French Antique Lois XV Armoire
French Art Deco Period Walnut Buffet
The armoire is from about 1750. The chest of drawers is from about 1800. I guess you can't say that veneered furniture won't hold up. They seem to be doing pretty well considering they have been around longer than electricity, flushing toilets, and in one case our country.
As for what you can find for veneered furniture and the like today, I'll start with a few of my own pieces. In these cases, I am using a man made substrate covered with a real wood veneer. We will talk about those man made materials in another blog post; believe me, I plan on bringing it up. They have their place and have their advantages if used appropriately. That being said, let's not rabbit track too far away from our original topic and save that for another day.
The face of this clock is made with Sapelle veneer that has a pommel figure to it. The rest of the clock is covered in mahogany.
While the base and feet of this clock are made of solid wood, the half round section is veneer all the way. It is covered in walnut and the cheeks are the same pommel sapele wood that you saw above.
Like the first clock. This is all veneer. Except this time the face is a walnut burl and the rest is walnut.
While the sides of this box are solid Honduran mahogany, the top and bottom are baltic birch plywood covered with a veneer. The top here is done with a curly mahogany.
Like the other box, the sides are solid wood. In this case it is koa. Also like the other box, the top and bottom are veneered baltic birch plywood. The top on this box is covered in quilted bubinga.
Now I have to admit, comparing those large pieces of furniture to my my smaller works does seem a bit like comparing apples to oranges. Frankly, I haven't gotten to veneering much in my larger work. Luckily for us though Bill Kimbell of figured-veneers.com agreed to come to the rescue. He's a woodworker with about 25 years of experience and happens to live a bit north of me. He sent me some pictures of some of his work and may be giving us some of his thoughts here in the future. Until then, take a look at some of the stuff he has done.
This table uses 8 pieces of walnut burl veneer to form the center of the table. Around the center you can see where he has cut smaller veneer circles as a border around it. There are over 400 of the those circles in all.
You can use veneer for outdoor projects as well. I have seen veneered cars before. In this case, Bill veneered the dashboard for a 22 foot boat.
The table top here is made from book matching 2 pieces of crotch cherry and is bordered with Koa. All of the leaves, flowers, and veining is veneer as well using a technique called marquetry.
Here is a close up of the edge of a mahogany demilune table he built. The black parts denoting the feet of the table? Veneer. The fabulous mahogany apron? Veneer. It also has some brilliant marquetry and banding too.
This table is one of a pair that he made.

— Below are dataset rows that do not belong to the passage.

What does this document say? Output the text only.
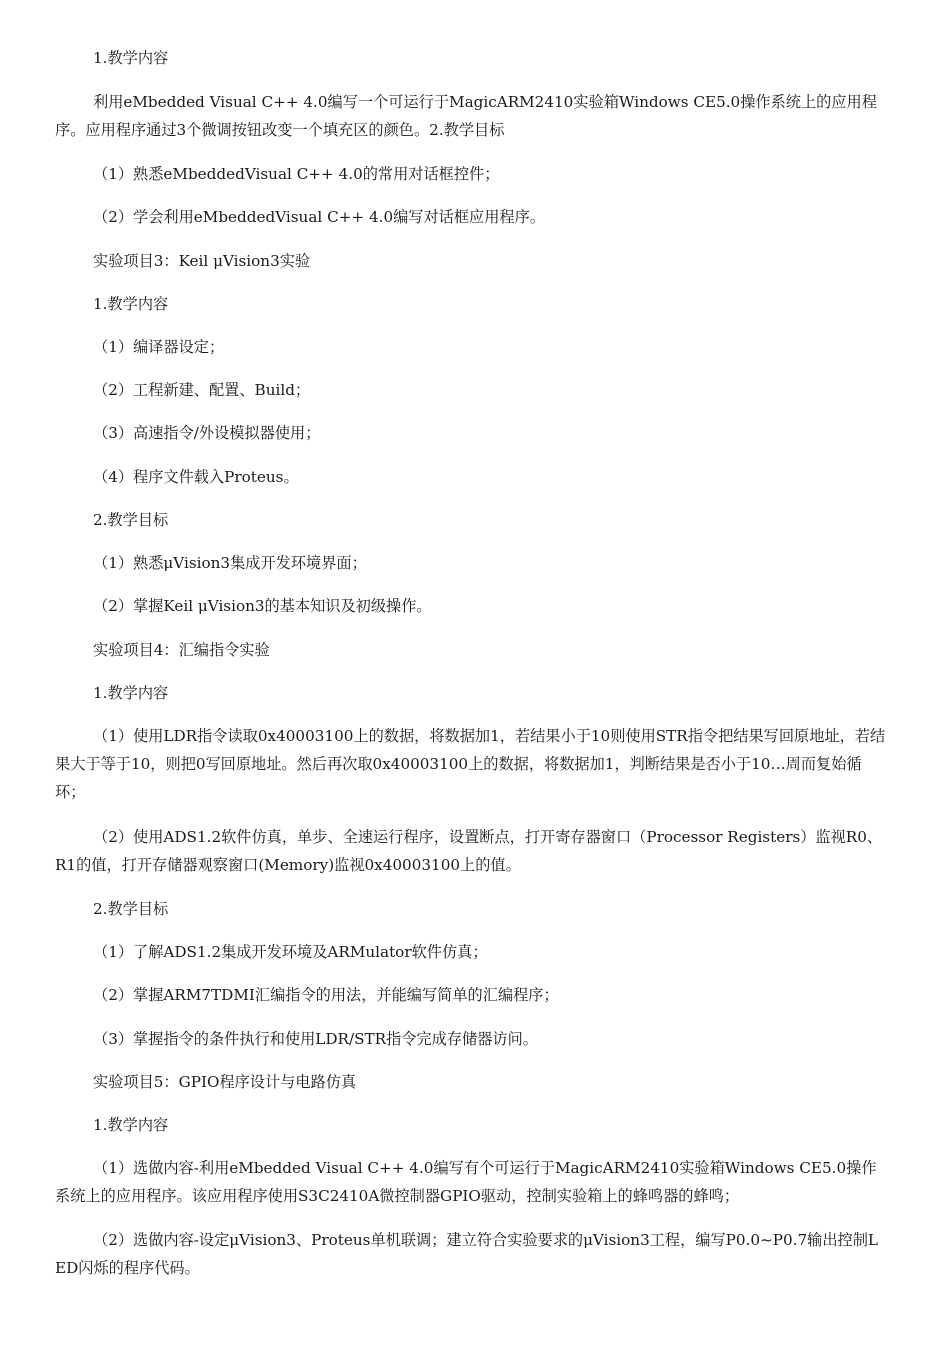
1.教学内容

利用eMbedded Visual C++ 4.0编写一个可运行于MagicARM2410实验箱Windows CE5.0操作系统上的应用程序。应用程序通过3个微调按钮改变一个填充区的颜色。2.教学目标

（1）熟悉eMbeddedVisual C++ 4.0的常用对话框控件；

（2）学会利用eMbeddedVisual C++ 4.0编写对话框应用程序。

实验项目3：Keil μVision3实验

1.教学内容

（1）编译器设定；

（2）工程新建、配置、Build；

（3）高速指令/外设模拟器使用；

（4）程序文件载入Proteus。

2.教学目标

（1）熟悉μVision3集成开发环境界面；

（2）掌握Keil μVision3的基本知识及初级操作。

实验项目4：汇编指令实验

1.教学内容

（1）使用LDR指令读取0x40003100上的数据，将数据加1，若结果小于10则使用STR指令把结果写回原地址，若结果大于等于10，则把0写回原地址。然后再次取0x40003100上的数据，将数据加1，判断结果是否小于10…周而复始循环；

（2）使用ADS1.2软件仿真，单步、全速运行程序，设置断点，打开寄存器窗口（Processor Registers）监视R0、R1的值，打开存储器观察窗口(Memory)监视0x40003100上的值。

2.教学目标

（1）了解ADS1.2集成开发环境及ARMulator软件仿真；

（2）掌握ARM7TDMI汇编指令的用法，并能编写简单的汇编程序；

（3）掌握指令的条件执行和使用LDR/STR指令完成存储器访问。

实验项目5：GPIO程序设计与电路仿真

1.教学内容

（1）选做内容-利用eMbedded Visual C++ 4.0编写有个可运行于MagicARM2410实验箱Windows CE5.0操作系统上的应用程序。该应用程序使用S3C2410A微控制器GPIO驱动，控制实验箱上的蜂鸣器的蜂鸣；

（2）选做内容-设定μVision3、Proteus单机联调；建立符合实验要求的μVision3工程，编写P0.0~P0.7输出控制LED闪烁的程序代码。
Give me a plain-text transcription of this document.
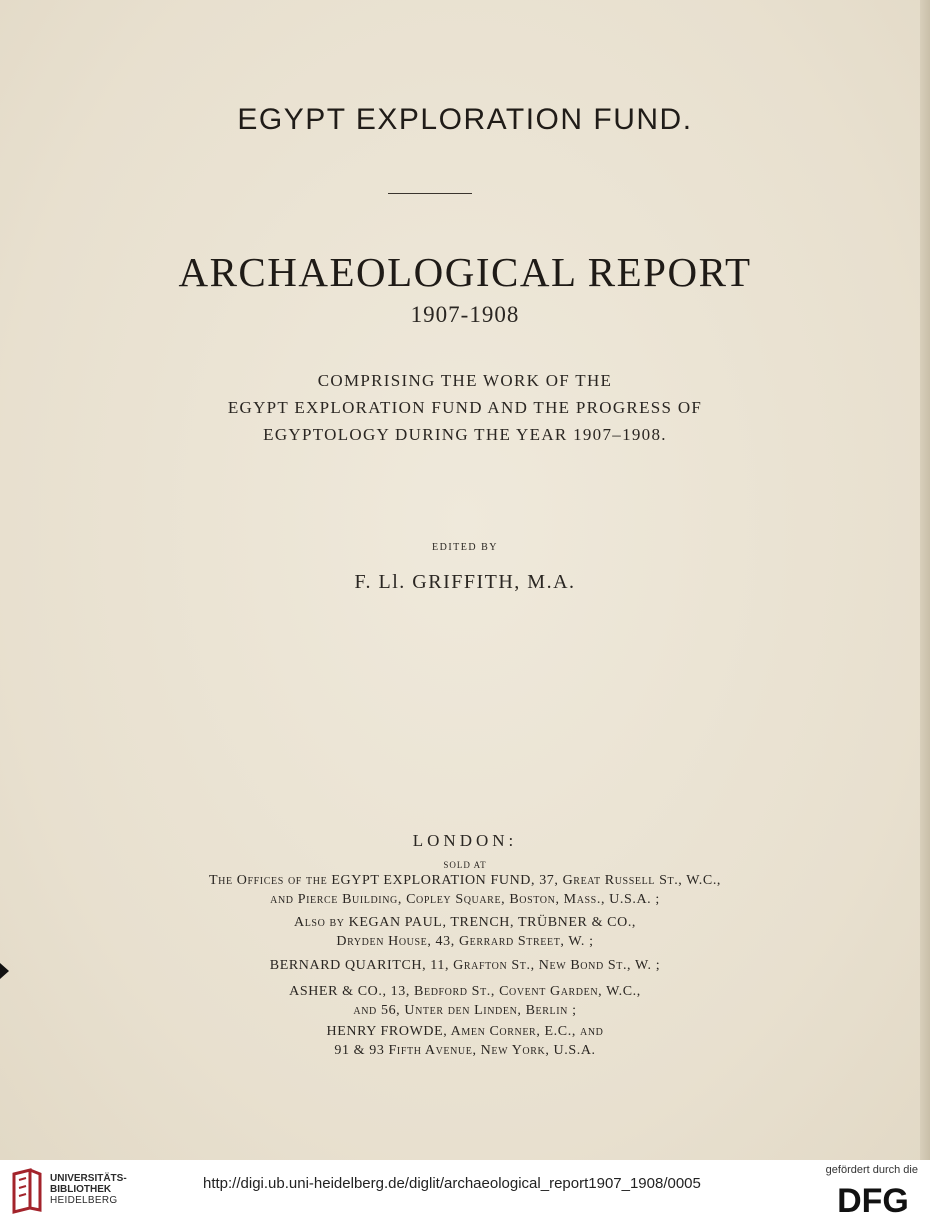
EGYPT EXPLORATION FUND.
ARCHAEOLOGICAL REPORT
1907-1908
COMPRISING THE WORK OF THE
EGYPT EXPLORATION FUND AND THE PROGRESS OF
EGYPTOLOGY DURING THE YEAR 1907–1908.
EDITED BY
F. Ll. GRIFFITH, M.A.
LONDON:
SOLD AT
The Offices of the EGYPT EXPLORATION FUND, 37, Great Russell St., W.C.,
and Pierce Building, Copley Square, Boston, Mass., U.S.A. ;
Also by KEGAN PAUL, TRENCH, TRÜBNER & CO.,
Dryden House, 43, Gerrard Street, W. ;
BERNARD QUARITCH, 11, Grafton St., New Bond St., W. ;
ASHER & CO., 13, Bedford St., Covent Garden, W.C.,
and 56, Unter den Linden, Berlin ;
HENRY FROWDE, Amen Corner, E.C., and
91 & 93 Fifth Avenue, New York, U.S.A.
UNIVERSITÄTS-
BIBLIOTHEK
HEIDELBERG
http://digi.ub.uni-heidelberg.de/diglit/archaeological_report1907_1908/0005
gefördert durch die
DFG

It is a reproduction of the tables found in the state room of the SS Normadie, which was launched in 1932.
I have to admit, I had a hard time picking my favorite picture of this table. This is an art nouveau desk with some really beautiful lines and marquetry on the front. I decided on the picture of the top though showing the book matched tamo ash top and the hand cut banding.
So, there's the good. We've already talked about the bad and the ugly. I didn't think you really needed pictures of it. Up next, what is veneer. We will also go into how and why it is used. Until then, I should probably leave you with some sort of witty comment. Unfortunately, I haven't thought of a good one.